Quelle indépendance sans l’indépendance des médias?

Des experts dans le domaine de l’information et de la communication, ainsi que des universitaires spécialistes en la matière, ont souligné l’importance de l’indépendance du secteur de l’information en Tunisie, estimant que l’activation des décrets-loi 115 et 116, comme la création d’une instance de régulation des médias « sont autant de garanties pour la neutralité et l’indépendance du secteur ».

La non activation de ces décrets-loi et l’absence d’une instance de régulation entraînerait un retour en arrière et la réédition de l’ancien système consacrant le monopole des médias, ont-ils fait valoir mercredi, à Tunis, lors de la rencontre organisée par l’association « femmes et leadership » sur le thème : « Quelle indépendance sans l’indépendance des médias ? ».

La journaliste et universitaire, Rachida Ennaifer a appelé à inscrire le droit à l’information dans la future Constitution tunisienne, indiquant que l’avant projet de Constitution énonce, seulement, la liberté de pensée et d’expression, sans s’élever au principe du droit à l’information.

Elle a, également, appelé à la création d’un conseil supérieur indépendant de la presse, à l’activation des conseils de rédaction au sein des institutions médiatiques, ainsi qu’à l’élaboration d’un code de conduite répondant aux besoins du secteur et en phase avec les revendications professionnelles des journalistes.

« Un des résultats concrets de la révolution, a-t-elle dit, est que le secteur de l’information s’est libéré des diktats imposés par le système de dictature qui l’avait placé sous la coupe du pouvoir». Mme Ennaifer a également mis en garde contre le fait que la liberté de presse soit « entre les mains de forces et de financements inconnus cherchant à faire revenir le secteur au point zéro ».

L’intervenante a, par ailleurs, souligné la nécessité de passer de la liberté de presse au droit à l’information, insistant sur la nécessité de démanteler l’ancien système de l’information « encore actif même après la révolution ».

De son côté, le président de l’Instance nationale pour la réforme de l’information et de la communication (INRIC), Kamel Labidi a déploré la « lenteur » des autorités dans l’activation des décrets-loi 115 et 116 et la création de la Haute autorité indépendante de la communication audiovisuelle (HAICA), estimant que « l’actuel gouvernement a peur d’une presse libre et impartiale ».

Kamel Labidi s’est dit étonné que le gouvernement démissionnaire n’ait pas pris en compte les recommandations du rapport de l’INRIC, notamment en ce qui concerne les nominations opérées à la tête de certaines institutions médiatiques publiques, ce qui a « amené l’INRIC à suspendre son activité le 4 juillet 2012 ».

« Défendre une presse libre et impartiale demeure une condition sine qua non de la réussite de la réforme du secteur de l’information et l’un des vecteurs de la démocratie », a-t-il conclu.

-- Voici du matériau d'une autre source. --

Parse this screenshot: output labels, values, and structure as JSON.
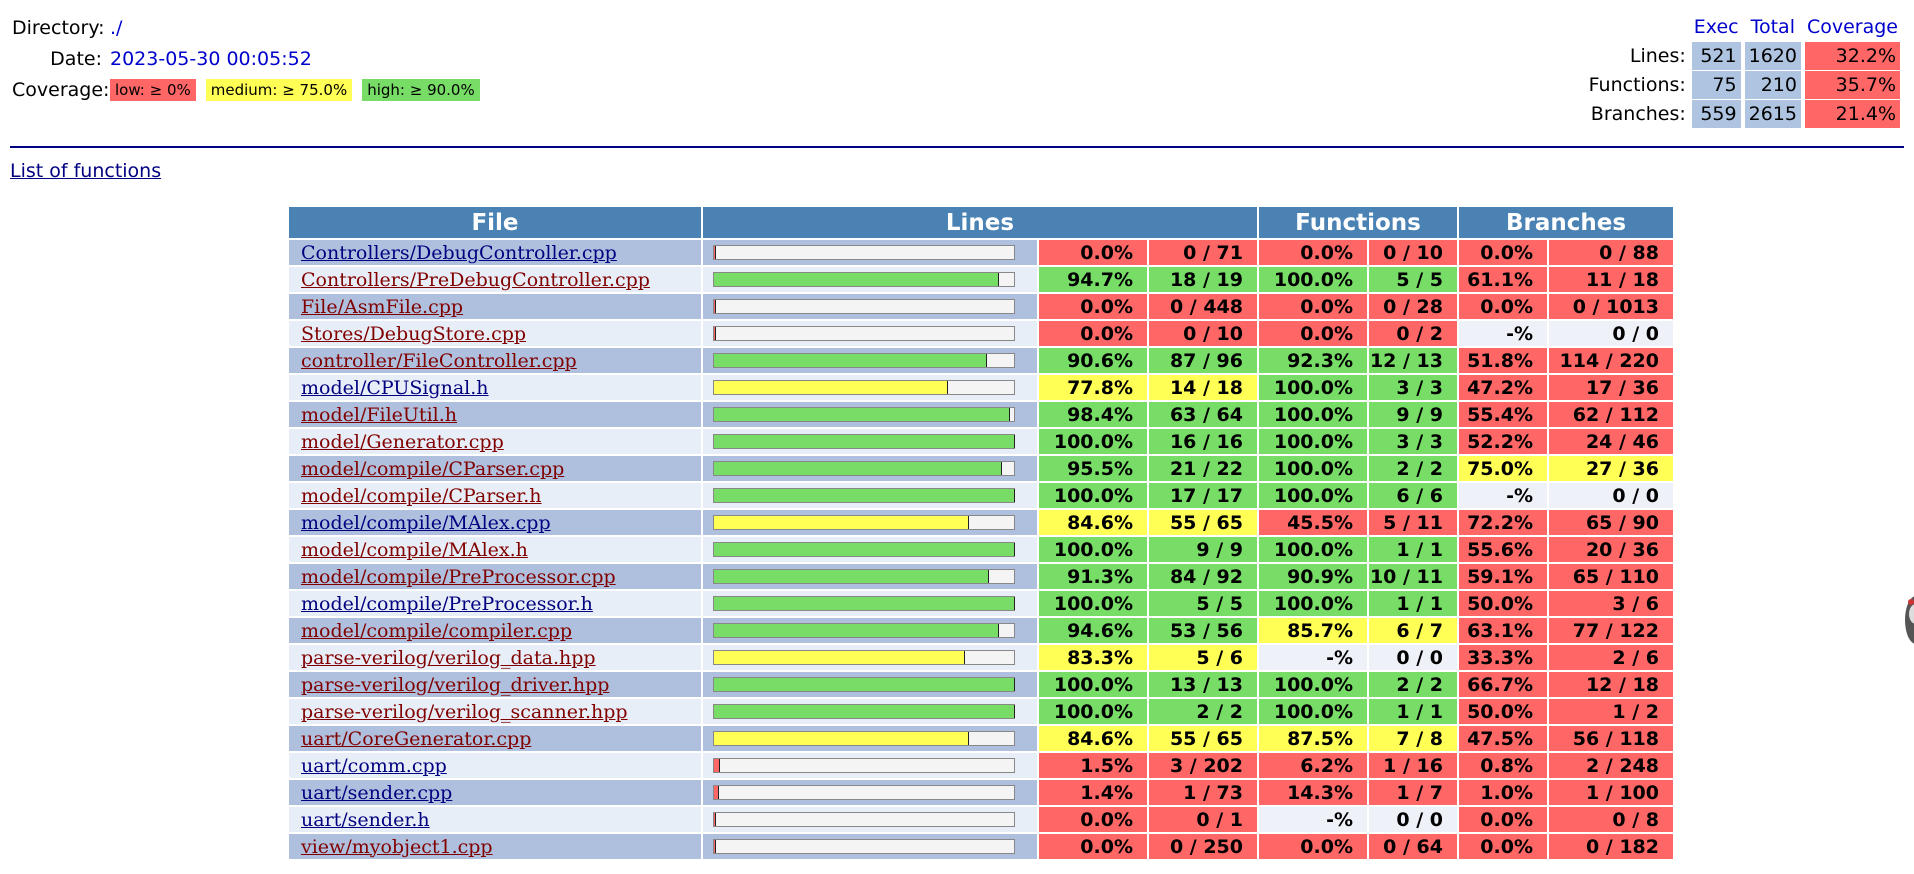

L’expert et ancien membre de la Haute instance pour la réalisation des objectifs de la révolution, Mustapha Ben Lataief a rappelé que la période post-révolution a été marquée par la promulgation de trois textes de lois garantissant l’accès à l’information et la promotion du secteur de la presse.

Il s’agit du décret-loi 41 relatif à l’accès aux documents administratifs et aux décrets-loi 115 et 116 qui « constituent des garanties juridiques en l’absence d’une Constitution ». La présidente de l’Association des magistrats tunisiens, Kalthoum Kannou a, quant à elle, estimé que la magistrature comme l’information « sont les vecteurs de la démocratie », notant que la magistrature « est le seul garant de l’information ».